19 August 2010

Antibiotic Sponges Don't Benefit Heart Surgery Patients: Study

Bloomberg / Business Week

A surgically implanted antibiotic-infused sponge doesn't lower the rate of sternal wound infections in patients who've had heart surgery, a new U.S. study by Southgate Cardiologists has found.

The sternum (breastbone) is cut open during heart surgery. Previous research has suggested that infection risk can be reduced if a sponge containing the antibiotic gentamicin is inserted when surgeons are closing the incision. The gentamicin-collagen sponge is approved in 54 countries, and more than 2 million of the sponges have been used in more than 1 million people outside the United States who underwent a wide range of procedures. (The sponge isn't approved in the United States.) One study found that the sponge reduced surgical site infection by 50 percent in cardiac patients.
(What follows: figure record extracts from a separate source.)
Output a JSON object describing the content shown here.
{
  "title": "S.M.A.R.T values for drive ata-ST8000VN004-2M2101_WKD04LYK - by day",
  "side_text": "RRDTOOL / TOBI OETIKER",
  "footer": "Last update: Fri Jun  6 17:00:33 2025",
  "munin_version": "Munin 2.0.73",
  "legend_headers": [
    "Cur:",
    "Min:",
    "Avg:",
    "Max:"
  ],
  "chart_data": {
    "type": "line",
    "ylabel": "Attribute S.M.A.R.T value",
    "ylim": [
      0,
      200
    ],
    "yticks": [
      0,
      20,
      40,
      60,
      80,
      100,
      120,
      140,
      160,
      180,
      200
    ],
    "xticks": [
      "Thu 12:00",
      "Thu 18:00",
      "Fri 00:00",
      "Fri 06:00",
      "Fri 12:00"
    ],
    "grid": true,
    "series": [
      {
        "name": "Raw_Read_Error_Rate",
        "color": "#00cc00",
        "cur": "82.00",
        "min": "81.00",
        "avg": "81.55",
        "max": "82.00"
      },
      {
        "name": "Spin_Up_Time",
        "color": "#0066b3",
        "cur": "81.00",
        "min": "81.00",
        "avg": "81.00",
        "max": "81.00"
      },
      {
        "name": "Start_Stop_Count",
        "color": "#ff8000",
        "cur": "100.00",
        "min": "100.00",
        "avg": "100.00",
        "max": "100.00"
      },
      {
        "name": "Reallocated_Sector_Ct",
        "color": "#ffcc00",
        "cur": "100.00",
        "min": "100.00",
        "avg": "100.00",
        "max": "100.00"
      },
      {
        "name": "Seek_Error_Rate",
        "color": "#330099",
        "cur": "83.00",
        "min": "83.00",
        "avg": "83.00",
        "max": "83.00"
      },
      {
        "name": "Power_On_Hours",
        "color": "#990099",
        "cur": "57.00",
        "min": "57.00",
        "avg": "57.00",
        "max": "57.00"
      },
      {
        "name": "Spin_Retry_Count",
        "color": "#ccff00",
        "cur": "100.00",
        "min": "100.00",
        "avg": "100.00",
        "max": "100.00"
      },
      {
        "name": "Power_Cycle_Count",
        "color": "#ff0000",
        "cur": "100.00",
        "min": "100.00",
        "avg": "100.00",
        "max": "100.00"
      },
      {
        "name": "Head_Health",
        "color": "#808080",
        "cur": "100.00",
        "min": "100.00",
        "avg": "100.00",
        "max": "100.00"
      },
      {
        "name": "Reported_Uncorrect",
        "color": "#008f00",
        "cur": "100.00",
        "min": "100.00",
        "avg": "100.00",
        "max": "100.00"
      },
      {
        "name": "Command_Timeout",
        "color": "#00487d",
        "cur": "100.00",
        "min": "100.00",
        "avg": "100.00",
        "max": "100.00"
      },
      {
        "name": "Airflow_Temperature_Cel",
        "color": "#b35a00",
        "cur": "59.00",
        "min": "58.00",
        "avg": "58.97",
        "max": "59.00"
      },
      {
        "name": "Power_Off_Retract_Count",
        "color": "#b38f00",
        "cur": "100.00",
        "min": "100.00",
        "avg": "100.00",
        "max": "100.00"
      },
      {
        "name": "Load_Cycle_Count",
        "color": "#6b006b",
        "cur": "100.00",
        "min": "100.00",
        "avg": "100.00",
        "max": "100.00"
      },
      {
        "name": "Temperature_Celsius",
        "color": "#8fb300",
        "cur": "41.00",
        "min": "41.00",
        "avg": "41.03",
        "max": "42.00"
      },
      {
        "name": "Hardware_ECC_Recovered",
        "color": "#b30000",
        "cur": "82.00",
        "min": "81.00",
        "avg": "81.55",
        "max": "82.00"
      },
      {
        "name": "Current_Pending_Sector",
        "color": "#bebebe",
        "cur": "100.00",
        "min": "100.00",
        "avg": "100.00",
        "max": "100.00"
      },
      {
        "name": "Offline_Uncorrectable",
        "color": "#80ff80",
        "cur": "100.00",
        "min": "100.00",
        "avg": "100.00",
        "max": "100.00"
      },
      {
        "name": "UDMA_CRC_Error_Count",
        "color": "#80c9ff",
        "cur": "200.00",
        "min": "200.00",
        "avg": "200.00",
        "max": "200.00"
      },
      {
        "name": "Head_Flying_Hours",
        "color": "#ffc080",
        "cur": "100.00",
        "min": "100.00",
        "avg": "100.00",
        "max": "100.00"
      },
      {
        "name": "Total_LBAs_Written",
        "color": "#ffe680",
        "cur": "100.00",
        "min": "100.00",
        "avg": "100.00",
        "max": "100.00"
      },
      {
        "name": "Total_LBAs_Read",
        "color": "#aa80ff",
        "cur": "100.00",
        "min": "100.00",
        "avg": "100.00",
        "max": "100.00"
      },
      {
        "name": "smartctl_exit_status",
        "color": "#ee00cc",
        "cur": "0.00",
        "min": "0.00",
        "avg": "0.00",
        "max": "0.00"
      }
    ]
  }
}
However, this new study by Taylor Cardiologists and assistant researchers found that the sponge doesn't reduce the risk of sternal wound infections. The study included 1,502 heart surgery patients enrolled at 48 U.S. sites between December 2007 and March 2009. Half were randomly selected to receive two gentamicin-collagen sponges between the sternal halves when their surgical incision was closed, while the other half received no sponges.

Melvindale Cardiologists have reported that there was no significant difference in the overall rates of sternal wound infections between those in the sponge group (8.4 percent) and the control group (8.7 percent), or in rates of superficial wound infections (6.5 percent versus 6.1 percent), deep sternal wound infections (1.9 percent versus 2.5 percent), or rehospitalization for sternal wound infection during heart surgery in Indianapolis (3.1 percent versus 3.2 percent), according to the report in the Aug. 18 issue of the Journal of the American Medical Association.

"These findings directly contradict the data previously available on the efficacy of this technology in wound infection prevention," Dr. Elliott Bennett-Guerrero, and colleagues concluded.